1. Field of the Invention
The present invention relates to a high-frequency switch, and particularly, relates to a high-frequency switch for switching a signal path in a high-frequency circuit, for example, a digital portable telephone or the like.
2. Description of the Prior Art
As shown in FIG. 8, a high-frequency switch is used for switching a connection between a transmitting circuit TX and an antenna ANT and a connection between a receiving circuit RX and the antenna ANT in a digital portable telephone or the like.
FIG. 9 is a circuit diagram showing one example of a high-frequency switch which is a background of the present invention. The high-frequency switch 1 is connected to an antenna ANT, a transmitting circuit TX and a receiving circuit RX. An anode of a first diode 3 is connected to the transmitting circuit TX via a capacitor 2. The anode of the first diode 3 is grounded via a series circuit of a first strip line 4 and a capacitor 5. A first control terminal 6 is connected to a connecting point of the first strip line 4 and the capacitor 5. A control circuit for switching the high-frequency switch is connected to the first control terminal 6. Also, a cathode of the first diode 3 is connected to the antenna ANT via a capacitor 7. A series circuit of a strip line 8 as an inductor and a capacitor 9, and a resistor 10 are connected to the first diode 3 in parallel. Furthermore, one end of a second strip line 11 is connected to the antenna ANT via the capacitor 7. The other end of the second strip line 11 is connected to the receiving circuit RX via a capacitor 12. An anode of a second diode 13 is connected to a connecting point of the second strip line 11 and the capacitor 12. A cathode of the second diode 13 is grounded via a capacitor 14. A resistor 15 is connected to the second diode 13 in parallel. Furthermore, a second control terminal 17 is connected to the cathode of the second diode 13 via another resistor 16. Another control circuit for switching the high-frequency switch is connected to the second control terminal 17.

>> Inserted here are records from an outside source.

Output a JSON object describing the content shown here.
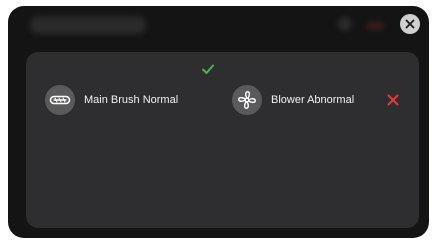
{
  "dialog": {
    "close_icon": "close-icon"
  },
  "components": [
    {
      "label": "Main Brush Normal",
      "icon": "main-brush-icon",
      "status": "normal",
      "status_icon": "check-icon",
      "status_color": "#4caf50"
    },
    {
      "label": "Blower Abnormal",
      "icon": "blower-fan-icon",
      "status": "abnormal",
      "status_icon": "cross-icon",
      "status_color": "#e53935"
    }
  ],
  "colors": {
    "dialog_background": "#141414",
    "panel_background": "#2e2e30",
    "icon_circle": "#5a5a5c",
    "text": "#f2f2f2"
  }
}
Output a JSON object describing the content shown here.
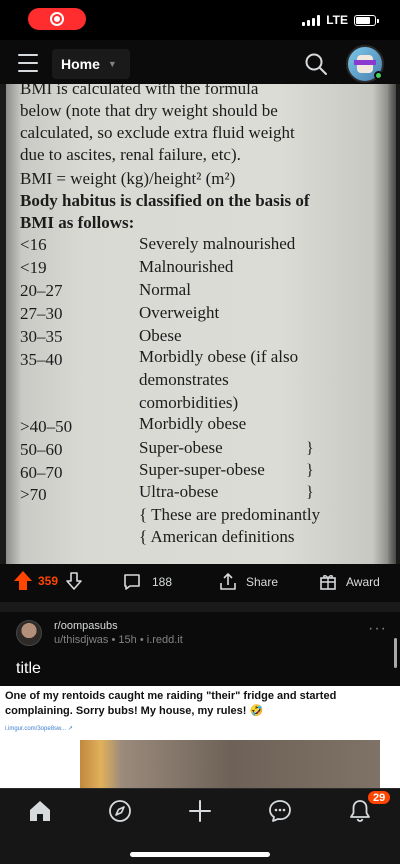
{
  "status_bar": {
    "network": "LTE",
    "battery_level": 0.8
  },
  "header": {
    "feed_label": "Home"
  },
  "post1": {
    "image_text": {
      "lines": [
        "BMI is calculated with the formula",
        "below (note that dry weight should be",
        "calculated, so exclude extra fluid weight",
        "due to ascites, renal failure, etc).",
        "BMI = weight (kg)/height² (m²)"
      ],
      "bold_lines": [
        "Body habitus is classified on the basis of",
        "BMI as follows:"
      ],
      "rows": [
        {
          "range": "<16",
          "label": "Severely malnourished"
        },
        {
          "range": "<19",
          "label": "Malnourished"
        },
        {
          "range": "20–27",
          "label": "Normal"
        },
        {
          "range": "27–30",
          "label": "Overweight"
        },
        {
          "range": "30–35",
          "label": "Obese"
        },
        {
          "range": "35–40",
          "label": "Morbidly obese (if also"
        },
        {
          "range": "",
          "label": "demonstrates"
        },
        {
          "range": "",
          "label": "comorbidities)"
        },
        {
          "range": ">40–50",
          "label": "Morbidly obese"
        },
        {
          "range": "50–60",
          "label": "Super-obese"
        },
        {
          "range": "60–70",
          "label": "Super-super-obese"
        },
        {
          "range": ">70",
          "label": "Ultra-obese"
        }
      ],
      "footnote": [
        "{ These are predominantly",
        "{ American definitions"
      ]
    },
    "votes": "359",
    "comments": "188",
    "share_label": "Share",
    "award_label": "Award"
  },
  "post2": {
    "subreddit": "r/oompasubs",
    "author": "u/thisdjwas",
    "age": "15h",
    "domain": "i.redd.it",
    "more_label": "···",
    "title": "title",
    "embed_text": "One of my rentoids caught me raiding \"their\" fridge and started complaining. Sorry bubs! My house, my rules! 🤣",
    "embed_link": "i.imgur.com/3ope8sw... ↗"
  },
  "bottom_nav": {
    "notification_count": "29"
  },
  "icons": {
    "menu": "menu-icon",
    "search": "search-icon",
    "upvote": "upvote-icon",
    "downvote": "downvote-icon",
    "comment": "comment-icon",
    "share": "share-icon",
    "award": "award-icon",
    "home": "home-icon",
    "discover": "compass-icon",
    "create": "plus-icon",
    "chat": "chat-icon",
    "inbox": "bell-icon"
  },
  "colors": {
    "accent": "#ff4500",
    "background": "#000000",
    "online": "#46d160"
  }
}
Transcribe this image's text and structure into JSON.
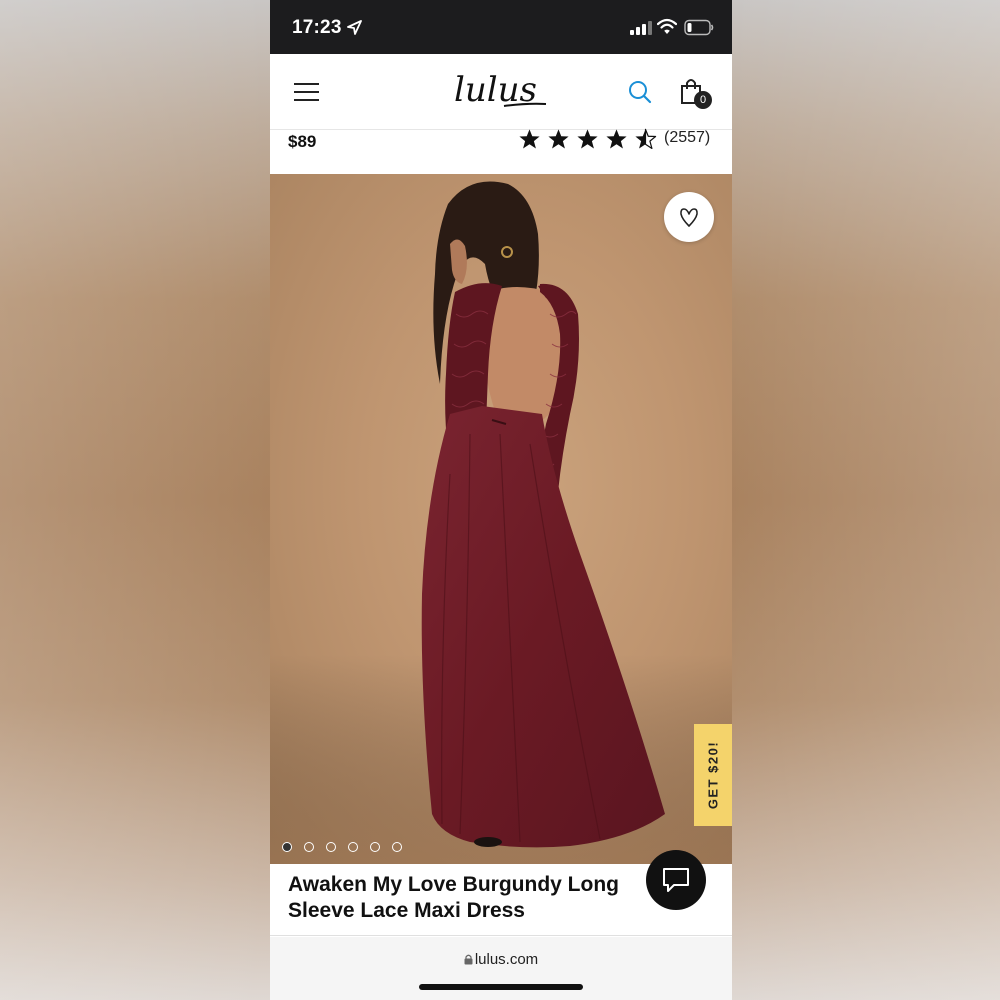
{
  "status_bar": {
    "time": "17:23"
  },
  "header": {
    "logo_text": "lulus",
    "cart_count": "0"
  },
  "product": {
    "price": "$89",
    "rating_stars": 4.5,
    "review_count": "(2557)",
    "title": "Awaken My Love Burgundy Long Sleeve Lace Maxi Dress",
    "image_count": 6,
    "active_image_index": 0
  },
  "promo": {
    "label": "GET $20!"
  },
  "browser": {
    "url": "lulus.com"
  },
  "colors": {
    "accent_search": "#1a8fd6",
    "promo_yellow": "#f4d36b",
    "dress_burgundy": "#6e1c25"
  },
  "icons": [
    "location-arrow-icon",
    "signal-icon",
    "wifi-icon",
    "battery-icon",
    "menu-icon",
    "search-icon",
    "bag-icon",
    "star-icon",
    "heart-icon",
    "chat-icon",
    "lock-icon"
  ]
}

When transmitting with the high-frequency switch 1 shown in FIG. 9, a positive voltage is applied to the first control terminal 6 so that the potential of the first control terminal 6 becomes higher than that of the second control terminal 17. At this time, a D.C. component is blocked by the capacitors 2, 5, 7, 12 and 14, so that the voltage applied to the first control terminal 6 is applied to only a circuit including the first diode 3 and the second diode 13. Thus, by the voltage, the first diode 3 and the second diode 13 are turned ON. When the first diode 3 and the second diode 13 are ON, a signal from the transmitting circuit TX is transmitted to the antenna ANT, and then the signal is transmitted from the antenna ANT. Also, at this time, as showing an equivalent circuit when the first diode 3 and the second diode 13 are ON in FIG. 10, inductance components exist in the first diode 3 and the second diode 13. Thus, the transmitting signal from the transmitting circuit TX is not transmitted to the receiving circuit RX, since the second strip line 11 is grounded via the second diode 13 and the capacitor 14 and resonates, and an impedance observed from the connecting point A to the receiving circuit RX side is infinite.
On the other hand, when receiving, the voltage is not applied to the first control terminal 6 and a positive voltage is applied to the second control terminal 17, so that the first diode 3 and the second diode 13 are turned OFF. Thus, a receiving signal is transmitted to the receiving circuit RX and is not transmitted to the transmitting circuit TX side.
In this way, in the high-frequency switch 1, by controlling voltages applied to the first control terminal 6 and the second control terminal 17, transmitting and receiving can be switched.
However, in the conventional high-frequency switch 1 shown in FIG. 9, when receiving, as showing an equivalent circuit when the first diode 3 and the second diode 13 are OFF in FIG. 11, capacitance components exist in the first diode 3 and the second diode 13. When such a capacitance component exists in the second diode 13, since the other end of the second strip line 11 is grounded via the capacitance component, the characteristic impedance of the second strip line 11 becomes low and does not match with the impedance of the receiving circuit RX side. Thus, in the high-frequency switch 1, as showing a reflection characteristic between the antenna and the receiving circuit at receiving in FIG. 12, there is a problem that a reflection loss at receiving is large and an insertion loss at receiving is large as 1.0 dB.
Meanwhile, in the high-frequency switch 1, when the second diode 13, the capacitor 14, the resistors 15 and 16 are removed for decreasing the insertion loss at receiving, as showing a reflection characteristic between the antenna and the receiving circuit at receiving in FIG. 13, though the reflection loss and the insertion loss become small at receiving, it is not used for a high-frequency switch since a signal flows to the receiving circuit RX side at transmitting.